Jacob Powroznik Enters the Arena on the Final Day of the 2015 BAssmaster Classic – photo by Dan O’Sullivan

He ended the day with that 15 pounds in the boat. His two-day total leapt to 24 pounds, 2 ounces, and he moved up to 19th place in the standings heading into the final day.

Day Three
He opened the day at the same spot that he had his massive flurry on the second morning, and immediately went to work with the fish head spin. “I hooked into a giant striper on my first cast that I finally broke off after fighting it for more than 10 minutes,” he said. “After retying the fish head spin, I caught a five pounder on my second cast, and for the next 10 or 15 casts, I caught them really good.”

He left that area with one kicker and a solid limit in the livewell, then pulled up to his second stop and culled three times with big largemouth. With his biggest bag of the tournament in the boat, he went looking for a fish that could really make a difference. “I spent the rest of the day looking for a six or seven pounder that would have really bumped the weight up,” he said. “But, I never got the kind of bite that I wanted. I headed back to check in with the limit I had after my second spot.”

That limit would weigh 18 pounds, 15 ounces and push his final weight to 43 pounds, 1-ounce for the tournament; good enough for fifth place overall.

Jacob Powroznik with his two Biggest from Day Three of the 2015 Bassmaster Classic - photo by Dan O'Sullivan

Jacob Powroznik with his two Biggest from Day Three of the 2015 Bassmaster Classic – photo by Dan O’Sullivan

Final Thoughts
Powroznik felt strongly that the delay on the first morning really kept him from winning the event. “I’m not wanting to take anything away from Casey, but that delay was the real turning point of the event for me,” he said. “I was able to get at least 15 pounds every time I went out, and to not have that first two hours really changed the way I had to fish; I think I would have really had a shot to win.”
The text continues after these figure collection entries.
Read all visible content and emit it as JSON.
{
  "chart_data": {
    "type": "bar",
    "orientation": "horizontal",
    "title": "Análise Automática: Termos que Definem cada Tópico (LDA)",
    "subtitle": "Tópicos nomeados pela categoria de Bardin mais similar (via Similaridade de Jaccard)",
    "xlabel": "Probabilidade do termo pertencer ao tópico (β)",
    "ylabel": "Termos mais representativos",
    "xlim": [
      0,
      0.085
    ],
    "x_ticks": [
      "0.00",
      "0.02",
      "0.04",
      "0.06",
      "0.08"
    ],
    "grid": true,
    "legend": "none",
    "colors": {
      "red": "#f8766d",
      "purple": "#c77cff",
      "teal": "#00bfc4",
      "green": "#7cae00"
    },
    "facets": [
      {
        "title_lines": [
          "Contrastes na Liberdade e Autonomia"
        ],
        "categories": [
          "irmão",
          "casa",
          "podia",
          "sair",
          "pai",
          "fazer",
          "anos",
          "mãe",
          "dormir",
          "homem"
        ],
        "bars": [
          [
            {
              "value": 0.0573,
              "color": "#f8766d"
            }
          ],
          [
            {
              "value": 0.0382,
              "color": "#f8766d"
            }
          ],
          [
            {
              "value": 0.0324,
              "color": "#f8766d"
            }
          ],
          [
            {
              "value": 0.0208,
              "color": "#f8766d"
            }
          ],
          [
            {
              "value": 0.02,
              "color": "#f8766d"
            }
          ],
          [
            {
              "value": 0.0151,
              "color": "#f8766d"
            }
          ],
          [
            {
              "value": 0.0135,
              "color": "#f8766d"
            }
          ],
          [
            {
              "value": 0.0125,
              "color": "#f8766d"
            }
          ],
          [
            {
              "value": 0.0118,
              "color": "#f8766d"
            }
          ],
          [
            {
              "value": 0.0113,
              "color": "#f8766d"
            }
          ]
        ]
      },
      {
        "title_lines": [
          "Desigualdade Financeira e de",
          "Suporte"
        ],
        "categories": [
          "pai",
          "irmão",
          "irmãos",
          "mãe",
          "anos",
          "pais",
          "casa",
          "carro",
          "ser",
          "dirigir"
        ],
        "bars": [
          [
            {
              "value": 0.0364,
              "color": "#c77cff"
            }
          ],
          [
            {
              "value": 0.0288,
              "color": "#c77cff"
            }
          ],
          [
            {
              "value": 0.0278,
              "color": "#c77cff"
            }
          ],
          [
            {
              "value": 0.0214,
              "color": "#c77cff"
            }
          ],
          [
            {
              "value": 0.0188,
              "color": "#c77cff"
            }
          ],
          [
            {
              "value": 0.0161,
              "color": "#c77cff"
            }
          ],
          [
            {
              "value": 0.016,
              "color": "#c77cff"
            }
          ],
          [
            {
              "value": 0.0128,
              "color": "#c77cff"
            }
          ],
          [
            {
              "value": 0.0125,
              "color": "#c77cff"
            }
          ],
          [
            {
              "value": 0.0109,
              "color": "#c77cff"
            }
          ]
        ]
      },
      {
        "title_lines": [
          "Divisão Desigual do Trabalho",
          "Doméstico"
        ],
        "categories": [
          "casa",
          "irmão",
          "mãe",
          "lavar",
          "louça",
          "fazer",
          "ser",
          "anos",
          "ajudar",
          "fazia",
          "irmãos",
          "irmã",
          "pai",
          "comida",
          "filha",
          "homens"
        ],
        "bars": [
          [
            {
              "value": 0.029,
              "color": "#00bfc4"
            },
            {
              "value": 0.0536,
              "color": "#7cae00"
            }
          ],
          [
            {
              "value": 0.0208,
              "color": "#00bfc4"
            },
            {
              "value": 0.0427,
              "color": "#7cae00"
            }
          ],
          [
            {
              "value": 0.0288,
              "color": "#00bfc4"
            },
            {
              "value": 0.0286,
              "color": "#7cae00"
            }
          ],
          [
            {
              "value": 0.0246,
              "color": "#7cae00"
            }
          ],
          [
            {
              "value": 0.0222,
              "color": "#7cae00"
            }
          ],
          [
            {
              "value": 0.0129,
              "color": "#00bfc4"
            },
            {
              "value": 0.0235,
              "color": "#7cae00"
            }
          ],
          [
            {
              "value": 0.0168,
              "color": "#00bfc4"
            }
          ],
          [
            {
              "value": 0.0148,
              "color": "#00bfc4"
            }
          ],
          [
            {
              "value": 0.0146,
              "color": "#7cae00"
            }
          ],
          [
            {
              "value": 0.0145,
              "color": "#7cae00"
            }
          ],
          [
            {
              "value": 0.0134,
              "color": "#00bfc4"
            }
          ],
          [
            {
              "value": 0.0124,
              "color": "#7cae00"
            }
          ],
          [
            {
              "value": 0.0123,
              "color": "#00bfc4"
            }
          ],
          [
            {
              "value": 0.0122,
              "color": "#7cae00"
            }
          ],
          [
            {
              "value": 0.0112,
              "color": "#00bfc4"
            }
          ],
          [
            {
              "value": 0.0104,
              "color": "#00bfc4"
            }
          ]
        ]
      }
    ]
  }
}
He said that Lowrance provided him what proved to be the real edge he needed with a new Insight Genesis chip of Lake Hartwell. “Once we found something on our mapping, the Insight Genesis was so detailed that we could find every other spot on the lake like it,” he said. “It really made a huge difference in me being able to locate areas that would be holding the kind of bass I needed without wasting a ton of time.”